A relevant UK company (company A) pays £1 million interest to its US parent, company B. The US parent pays £700,000 interest to a bank. There are no other payments of interest by group companies.

Following a thin capitalisation enquiry, HMRC and the group agree that the arm’s length amount of interest payable by A to B is £750,000.

The group makes a claim for a corresponding adjustment under the UK/US Double Taxation Agreement to reduce the amount of interest taxed on B to £750,000. This is agreed by the US Internal Revenue Service as the adjustment to A’s profits were made under Article 9 (associated enterprises article).

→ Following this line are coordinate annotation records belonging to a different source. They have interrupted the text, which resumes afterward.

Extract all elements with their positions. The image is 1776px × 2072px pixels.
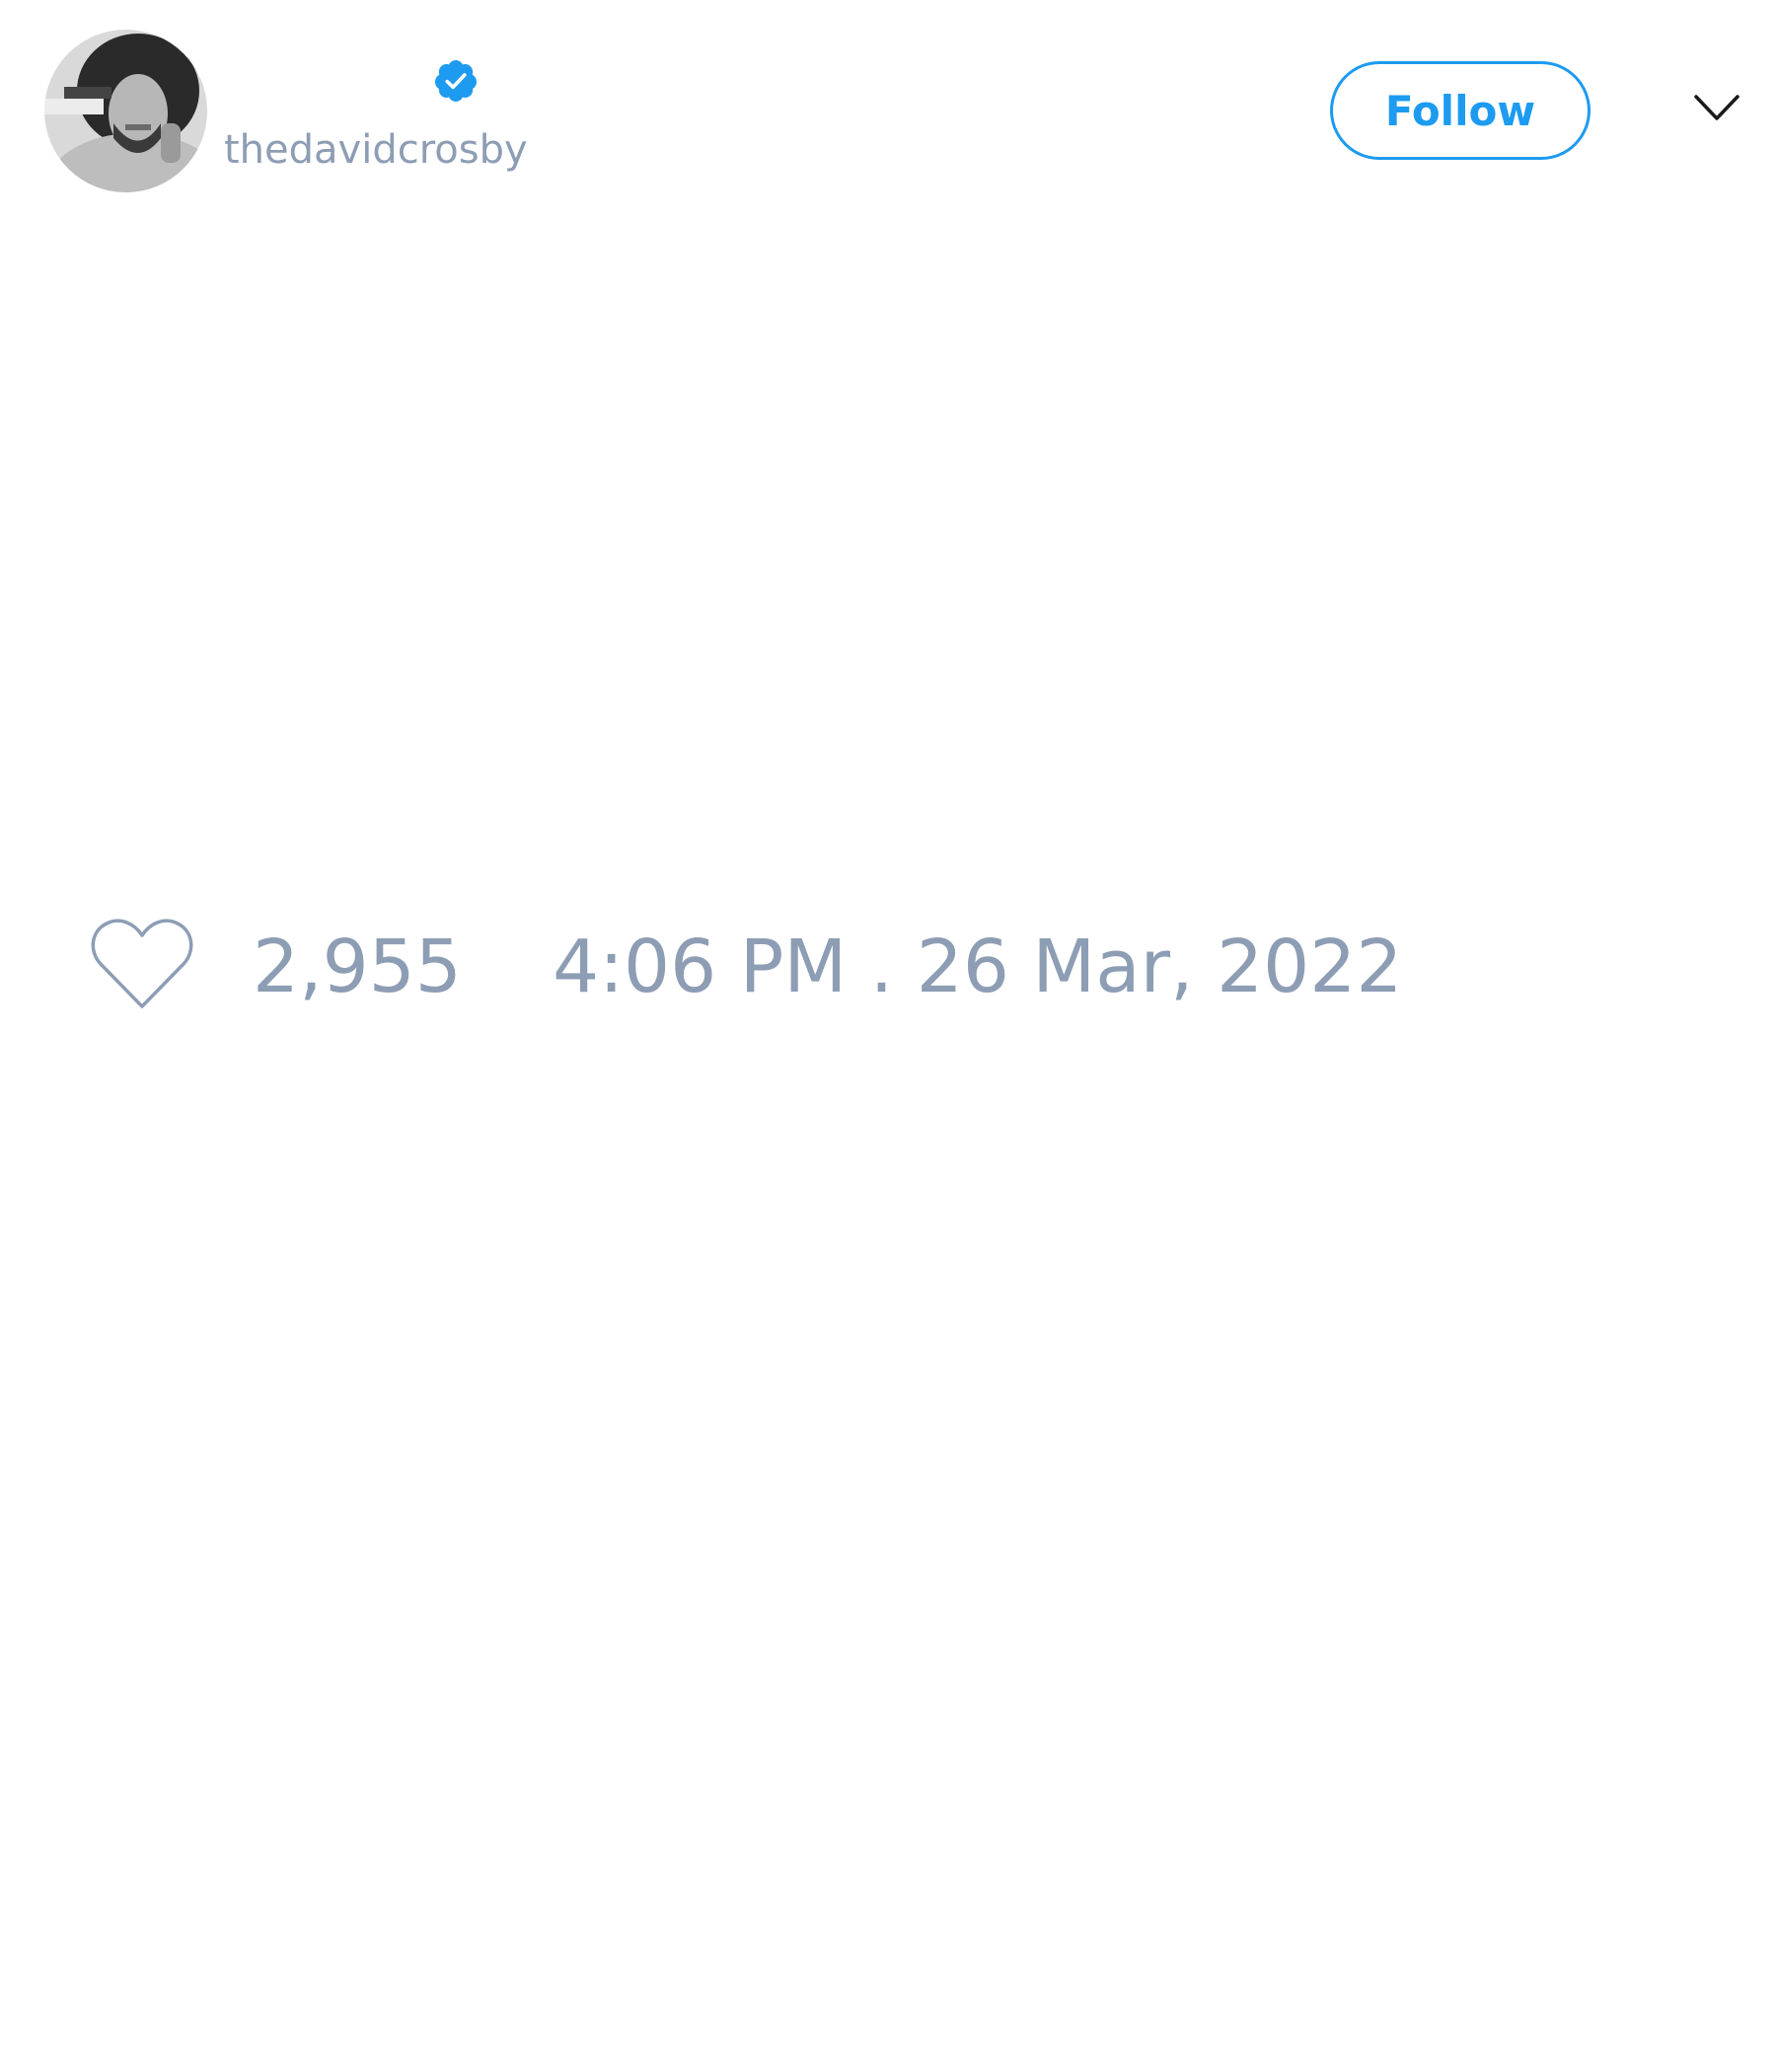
like-count: 2,955 bbox=[253, 925, 462, 1009]
heart-icon[interactable] bbox=[89, 918, 195, 1012]
chevron-down-icon[interactable] bbox=[1692, 89, 1741, 128]
user-handle[interactable]: thedavidcrosby bbox=[224, 126, 528, 174]
follow-button[interactable]: Follow bbox=[1330, 61, 1591, 160]
avatar-image bbox=[44, 30, 207, 192]
avatar[interactable] bbox=[44, 30, 207, 192]
tweet-timestamp[interactable]: 4:06 PM . 26 Mar, 2022 bbox=[553, 925, 1402, 1009]
verified-badge-icon bbox=[434, 60, 477, 102]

For the debt cap calculations, the tested expense amount is the £750,000 that is deductible after the operation of TIOPA10/PT4. The available amount is £700,000. Company A is denied a further deduction of £50,000. The group cannot make a claim for a corresponding adjustment under the UK/US DTA in respect of this adjustment as the adjustment was not made under Article 9.

Advance Thin Capitalisation Agreements (ATCAs)

ATCAs will still be very important for both groups and HMRC as they will ensure a framework for agreeing the arm’s length price in respect of cross-border intra-group debt. The explanation above applies equally to thin capitalisation aspects of transfer pricing, so it is the adjusted amount, after any disallowance arising from the terms of the ATCA, which will be taken into account in performing the debt cap calculations.